SAND LAKE, Mich. (WOOD) — Bud is an African grey parrot with a filthy mouth who also may have witnessed his owner’s murder, relatives of the victim say.
“Don’t f—ing shoot,” the bird says on a video that the family says it took several weeks after the shooting.
Martin Duram, 45, was shot and killed in his home on 128th Street in Ensley Township in May 2015 in what police first thought was a double-homicide. Police also found his wife, Glenna, in the home with a gunshot wound to the head. They realized an hour later she was still alive.
Now, Michigan State Police reports obtained by News 4 Sister Station WOOD under the Freedom of Information Act list the wife as a suspect, suggesting she tried to pull off a murder-suicide. She has since recovered from her injury.
Duram’s parents said they’re frustrated that nobody has been charged in the death.
They also say they believe the bird is a witness.
“That bird picks up everything and anything, and it’s got the filthiest mouth around,” Duram’s mom, Lillian Duram, said.
The bird, they said, mimicked both Durham and his wife. The video shows the bird, clinging to the outside of a cage, changing voices, almost as if it were arguing.
“I personally think he was there and he remembers it and he was saying it,” Duram’s father, Charles Duram, said.
Police reports obtained by News 4 Sister Station WOOD show that a witness asked police whether they could use the bird as evidence, but they don’t show that the detective responded.
Newaygo County Prosecutor Robert Springstead said he’s aware the couple had a bird that talked but that he had not seen the video.
The owner of Casa La Parrot in Grand Rapids said it’s not unusual for African grey parrots to mimic male and female voices.
“It’s definitely an argument between a man and a woman,” she said after watching the video.
She said she clearly heard the bird say, “Don’t f—ing shoot.” African grey parrots usually mimic things they’ve heard repeatedly, but she said birds can say words they’ve heard just a few times.
“In my mind, it’s something that he’s heard, definitely heard before. And if it’s fresh in his mind, he might even say it more now,” she said.
State police identified the wife as a suspect in a murder-attempted suicide, suggesting she shot him five times before turning the gun on herself.
Police records detail financial problems, gambling problems and a potentially troubled marriage, ending with the killing of Martin Duram with a gun he kept at his home. Police say Glenna Duram left three suicide notes, one to her ex-husband and one to each of her children:
“i’m sorry but i love you and soo sorry i’ve been a disappointment to you these last 12 yrs or so Please forgive me your one of the best things I ever did — Love mom.”
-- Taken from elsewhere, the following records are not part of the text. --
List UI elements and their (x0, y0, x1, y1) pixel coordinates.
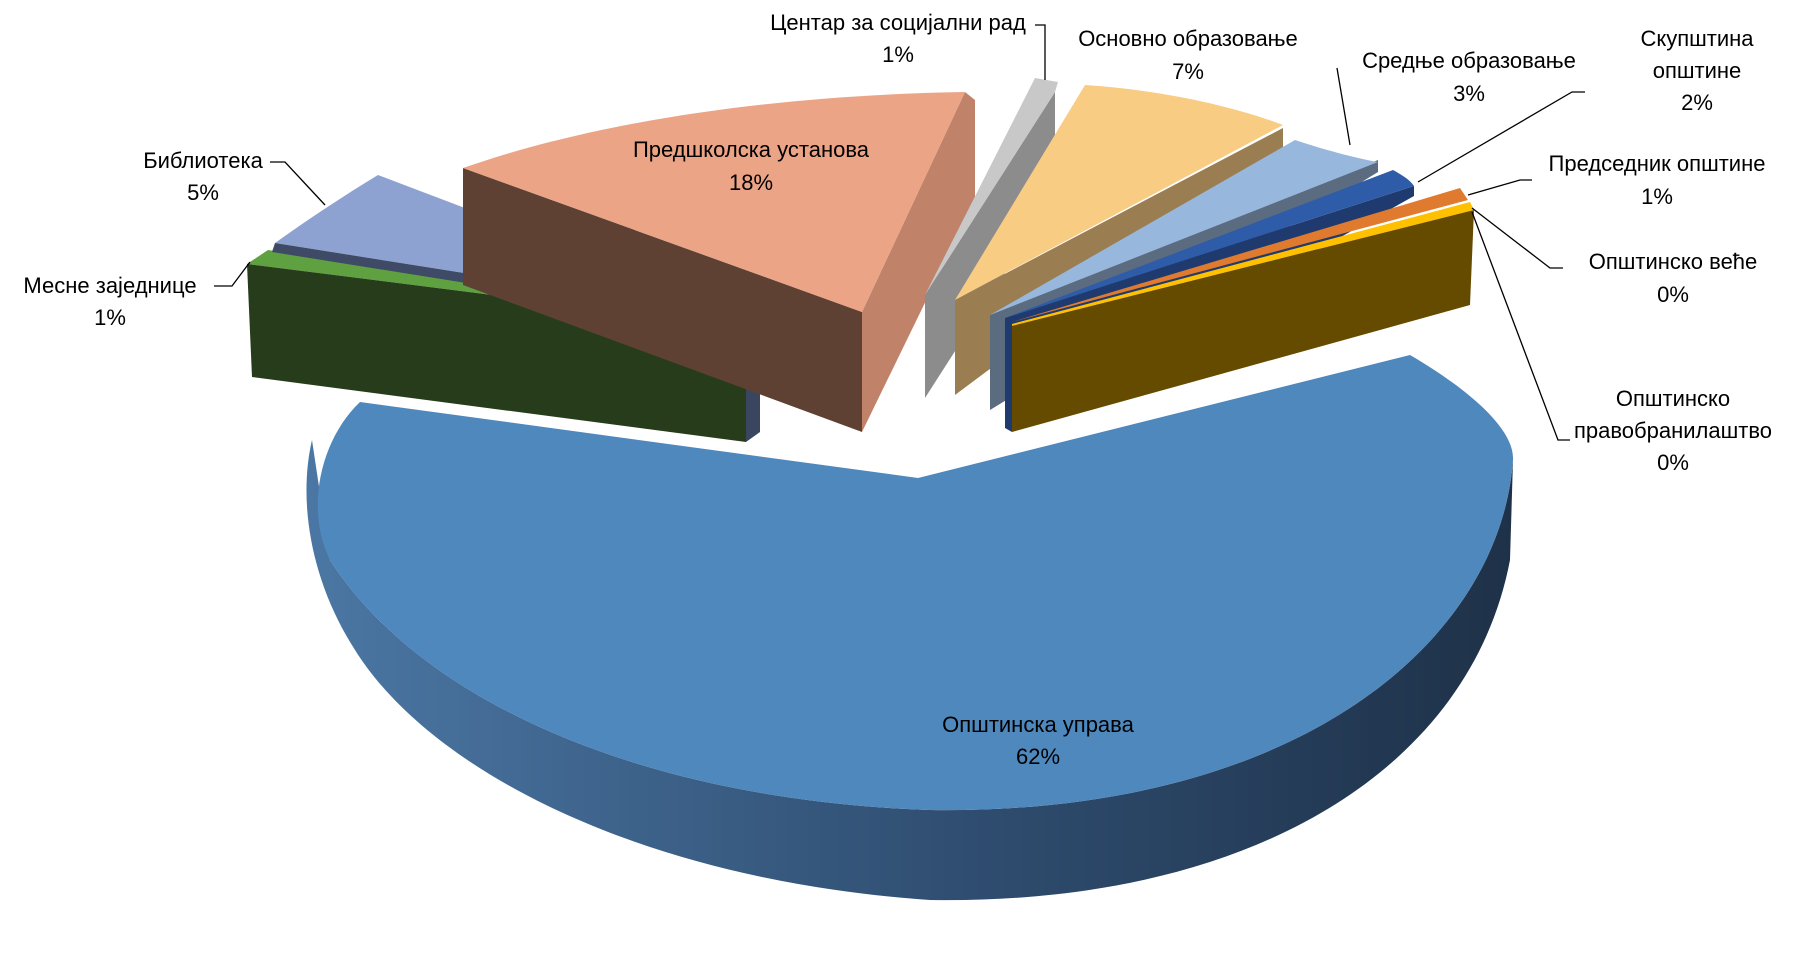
leader-predsednik (1467, 179, 1532, 196)
slice-pravobranilastvo-front (1012, 210, 1474, 432)
slice-mesne-zajednice-front (247, 264, 746, 442)
label-vece: Општинско веће (1589, 249, 1758, 274)
label-pravobranilastvo: Општинско правобранилаштво 0% (1574, 386, 1772, 475)
pct-skupstina: 2% (1681, 90, 1713, 115)
leader-pravobranilastvo (1471, 211, 1570, 441)
slice-predsednik (1012, 188, 1468, 322)
slice-osnovno-top (955, 85, 1283, 300)
slice-opstinska-uprava-side (306, 440, 1513, 901)
slice-opstinska-uprava (306, 355, 1514, 901)
label-predsednik: Председник општине (1549, 151, 1766, 176)
slice-predsednik-top (1012, 188, 1468, 322)
label-opstinska-uprava: Општинска управа (942, 712, 1134, 737)
pct-osnovno: 7% (1172, 59, 1204, 84)
label-srednje: Средње образовање (1362, 48, 1576, 73)
label-skupstina-line2: општине (1653, 58, 1742, 83)
leader-srednje (1336, 67, 1351, 146)
pct-opstinska-uprava: 62% (1016, 744, 1060, 769)
slice-skupstina-top (1005, 170, 1414, 318)
label-skupstina: Скупштина општине 2% (1640, 26, 1754, 115)
label-pravobranilastvo-line2: правобранилаштво (1574, 418, 1772, 443)
slice-opstinsko-vece-top (1012, 202, 1474, 326)
label-osnovno: Основно образовање (1078, 26, 1298, 51)
slice-pravobranilastvo (1005, 210, 1474, 432)
slice-centar-top (925, 78, 1058, 295)
pct-vece: 0% (1657, 282, 1689, 307)
leader-lines (214, 24, 1585, 441)
data-labels: Општинска управа 62% Месне заједнице 1% … (23, 10, 1772, 769)
label-biblioteka: Библиотека (143, 148, 263, 173)
label-mesne-zajednice: Месне заједнице (23, 273, 196, 298)
slice-predskolska-top (463, 92, 965, 312)
pct-mesne-zajednice: 1% (94, 305, 126, 330)
pct-biblioteka: 5% (187, 180, 219, 205)
label-skupstina-line1: Скупштина (1640, 26, 1754, 51)
slice-opstinska-uprava-top (317, 355, 1514, 811)
slice-srednje-top (990, 140, 1378, 315)
slice-predskolska-side (463, 168, 862, 432)
leader-mesne (214, 261, 251, 287)
slice-pravobranilastvo-edge (1005, 322, 1012, 432)
pct-pravobranilastvo: 0% (1657, 450, 1689, 475)
leader-biblioteka (270, 161, 326, 206)
leader-centar (1035, 24, 1046, 80)
pct-predskolska: 18% (729, 170, 773, 195)
label-pravobranilastvo-line1: Општинско (1616, 386, 1730, 411)
slice-predskolska (463, 92, 975, 432)
label-predskolska: Предшколска установа (633, 137, 870, 162)
pct-centar: 1% (882, 42, 914, 67)
slice-predskolska-side2 (862, 92, 975, 432)
slice-opstinsko-vece (1012, 202, 1474, 326)
pct-srednje: 3% (1453, 81, 1485, 106)
pct-predsednik: 1% (1641, 184, 1673, 209)
label-centar: Центар за социјални рад (770, 10, 1026, 35)
leader-vece (1471, 207, 1563, 269)
leader-skupstina (1417, 91, 1585, 183)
But in an interview with police after she recovered, she denied killing him, saying she remembered nothing until she was in the hospital.
“I know for a fact I didn’t kill my husband,” police quoted her as saying.
She also said she didn’t remember writing the suicide letters, but a handwriting analysis showed she did, police said.
The victim’s mom wonders why prosecutors haven’t filed charges.
“It’s frustrating. I cry,” she said.
“The worst thing for a husband to do is look over at his wife crying and there’s absolutely no way of comforting this woman because there’s no settlement there at all,” her husband said.
The victim’s father said he is not ready to convict his daughter-in-law.
“I got hope that maybe there’s something out there that we don’t know about that can change this whole situation,” he said.
His wife disagrees.
“The b—- did it,” she said.
The prosecutor said he expects to decide in two or three weeks whether to file charges. He said he’s waiting for Michigan State Police to finish the investigation.
“There’s some evidence to support” the theory that Glenna Duram killed her husband, Springstead said.
“Although the law allows charging on probable cause, I don’t like to do that, especially when you have a very serious case,” he said. “When the investigation is done, I like to be satisfied there’s proof beyond a reasonable doubt.”